Logarithm properties are essential for working with logarithmic functions. One critical property is the change of base formula, defined as \(\frac{\text{log}_a(b)}{\text{log}_a(c)} \). This helps when switching between different bases to simplify calculations.
Another important property is the addition and subtraction rules. For any positive numbers a, b, and c, with a ≠ 1: \[ \text{log}_a{(bc)} = \text{log}_a{b} + \text{log}_a{c} \ \text{log}_a{\frac{b}{c}} = \text{log}_a{b} - \text{log}_a{c} \]
These properties allow breaking down complex expressions into simpler, more manageable parts.

The power rule is a logarithmic property that lets you simplify expressions involving exponents. The power rule states: \[ \text{log}_a{(b^c)} = c \text{log}_a{b} \]
This rule tells you to move the exponent in front of the logarithm. For example, given \[ \text{log}_3(x^2) \], you can transform it using the power rule to: \[ 2 \text{log}_3{x} \]

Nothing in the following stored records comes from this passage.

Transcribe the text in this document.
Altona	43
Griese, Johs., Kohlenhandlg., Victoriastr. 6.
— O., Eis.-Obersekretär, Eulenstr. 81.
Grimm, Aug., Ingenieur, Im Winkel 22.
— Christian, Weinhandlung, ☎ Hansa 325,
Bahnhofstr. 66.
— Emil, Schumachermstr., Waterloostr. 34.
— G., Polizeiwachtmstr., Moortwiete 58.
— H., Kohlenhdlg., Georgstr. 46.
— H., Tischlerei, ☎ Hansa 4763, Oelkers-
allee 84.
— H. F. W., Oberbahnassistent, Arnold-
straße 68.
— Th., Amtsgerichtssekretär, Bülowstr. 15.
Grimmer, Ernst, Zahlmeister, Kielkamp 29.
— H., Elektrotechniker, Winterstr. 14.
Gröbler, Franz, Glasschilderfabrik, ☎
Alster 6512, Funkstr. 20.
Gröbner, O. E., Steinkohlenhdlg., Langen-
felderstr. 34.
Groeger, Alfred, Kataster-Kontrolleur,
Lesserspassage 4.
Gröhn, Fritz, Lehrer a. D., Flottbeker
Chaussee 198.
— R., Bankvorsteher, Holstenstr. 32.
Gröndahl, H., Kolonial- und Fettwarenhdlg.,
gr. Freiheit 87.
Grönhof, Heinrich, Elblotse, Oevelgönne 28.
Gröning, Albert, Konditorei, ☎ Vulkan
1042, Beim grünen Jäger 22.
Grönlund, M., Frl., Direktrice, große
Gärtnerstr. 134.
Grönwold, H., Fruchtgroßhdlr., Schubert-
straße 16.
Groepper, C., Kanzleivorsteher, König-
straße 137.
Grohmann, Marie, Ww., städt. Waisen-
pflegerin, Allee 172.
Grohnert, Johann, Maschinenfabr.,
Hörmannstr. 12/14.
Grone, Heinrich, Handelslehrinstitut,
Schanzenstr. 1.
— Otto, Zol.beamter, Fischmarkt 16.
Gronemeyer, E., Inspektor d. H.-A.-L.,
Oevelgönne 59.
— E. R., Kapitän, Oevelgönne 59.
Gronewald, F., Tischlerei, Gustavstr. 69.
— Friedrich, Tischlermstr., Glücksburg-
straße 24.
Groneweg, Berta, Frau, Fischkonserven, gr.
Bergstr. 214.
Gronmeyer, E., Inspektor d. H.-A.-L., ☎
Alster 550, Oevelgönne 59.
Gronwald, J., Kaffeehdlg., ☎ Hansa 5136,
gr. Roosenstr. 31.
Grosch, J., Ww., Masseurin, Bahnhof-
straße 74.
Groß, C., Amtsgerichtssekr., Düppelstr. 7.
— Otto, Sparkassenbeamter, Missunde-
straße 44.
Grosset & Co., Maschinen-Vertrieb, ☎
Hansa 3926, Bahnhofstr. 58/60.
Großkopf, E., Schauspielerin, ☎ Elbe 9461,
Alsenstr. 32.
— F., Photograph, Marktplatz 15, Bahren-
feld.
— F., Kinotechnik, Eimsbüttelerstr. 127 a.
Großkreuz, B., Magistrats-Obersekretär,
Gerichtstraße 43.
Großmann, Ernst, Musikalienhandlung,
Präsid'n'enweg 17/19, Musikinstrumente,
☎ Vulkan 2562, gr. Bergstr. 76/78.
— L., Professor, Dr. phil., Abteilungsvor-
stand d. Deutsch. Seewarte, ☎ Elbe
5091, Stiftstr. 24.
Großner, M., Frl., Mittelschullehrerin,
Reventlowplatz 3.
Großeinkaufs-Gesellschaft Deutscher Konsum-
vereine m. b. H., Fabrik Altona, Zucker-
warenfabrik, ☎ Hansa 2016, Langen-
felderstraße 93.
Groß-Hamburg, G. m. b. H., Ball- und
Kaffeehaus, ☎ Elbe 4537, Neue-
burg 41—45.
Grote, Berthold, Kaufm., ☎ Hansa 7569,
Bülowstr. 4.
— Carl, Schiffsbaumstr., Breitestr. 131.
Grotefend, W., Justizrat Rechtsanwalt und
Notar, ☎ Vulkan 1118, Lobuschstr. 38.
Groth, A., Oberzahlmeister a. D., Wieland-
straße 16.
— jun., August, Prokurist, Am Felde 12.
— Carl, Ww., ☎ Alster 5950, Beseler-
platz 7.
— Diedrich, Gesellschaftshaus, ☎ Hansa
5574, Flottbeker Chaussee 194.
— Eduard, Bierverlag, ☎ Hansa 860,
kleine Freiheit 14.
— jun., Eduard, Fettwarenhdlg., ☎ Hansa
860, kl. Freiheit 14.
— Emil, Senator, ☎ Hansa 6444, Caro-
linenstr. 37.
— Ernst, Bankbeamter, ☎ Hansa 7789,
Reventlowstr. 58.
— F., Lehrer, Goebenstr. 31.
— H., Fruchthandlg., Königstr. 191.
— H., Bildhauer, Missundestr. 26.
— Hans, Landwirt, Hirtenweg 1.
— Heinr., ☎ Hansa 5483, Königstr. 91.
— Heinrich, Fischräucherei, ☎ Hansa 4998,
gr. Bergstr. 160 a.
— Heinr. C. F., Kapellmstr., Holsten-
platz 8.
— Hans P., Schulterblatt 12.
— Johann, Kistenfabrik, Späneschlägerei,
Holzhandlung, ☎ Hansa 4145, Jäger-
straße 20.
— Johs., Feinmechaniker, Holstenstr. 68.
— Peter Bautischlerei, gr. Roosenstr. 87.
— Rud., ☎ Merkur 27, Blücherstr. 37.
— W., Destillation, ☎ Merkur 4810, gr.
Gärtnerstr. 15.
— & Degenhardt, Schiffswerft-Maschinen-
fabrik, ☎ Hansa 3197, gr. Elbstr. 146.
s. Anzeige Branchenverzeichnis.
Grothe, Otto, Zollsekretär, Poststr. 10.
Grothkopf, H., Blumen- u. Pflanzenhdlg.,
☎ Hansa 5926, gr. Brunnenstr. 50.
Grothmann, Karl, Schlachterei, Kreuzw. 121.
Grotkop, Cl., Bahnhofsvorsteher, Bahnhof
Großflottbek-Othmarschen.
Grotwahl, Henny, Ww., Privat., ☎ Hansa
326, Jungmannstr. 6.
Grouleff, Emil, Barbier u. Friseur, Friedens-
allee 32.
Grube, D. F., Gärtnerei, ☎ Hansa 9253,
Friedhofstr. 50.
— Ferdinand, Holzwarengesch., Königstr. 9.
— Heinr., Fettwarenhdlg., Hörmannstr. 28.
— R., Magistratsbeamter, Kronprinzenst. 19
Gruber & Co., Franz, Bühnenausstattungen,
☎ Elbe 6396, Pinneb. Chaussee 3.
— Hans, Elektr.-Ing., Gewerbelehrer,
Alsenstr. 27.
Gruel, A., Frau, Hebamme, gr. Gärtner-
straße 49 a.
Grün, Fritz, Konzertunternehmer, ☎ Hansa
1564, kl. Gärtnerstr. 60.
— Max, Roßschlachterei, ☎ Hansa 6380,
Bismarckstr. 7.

This makes the expression easier to handle and often simplifies solving equations and understanding the relationship between elements within the expression.

In logarithmic functions, the base of the logarithm is a crucial element. It's the number you raise to a power to get another number. For instance, in \[ \text{log}_3(x^2) \], the base is 3, meaning you're figuring out the power to which 3 must be raised to yield \( x^2 \).
Changing the base can help in solving equations or graphing functions. Common bases used in logs are 10 (common logarithm) and e (natural logarithm). The natural log has base 'e', an irrational number approximately equal to 2.718. While using different bases, it’s possible to convert one base to another using the change of base formula, to standardize the calculations for easier comprehension.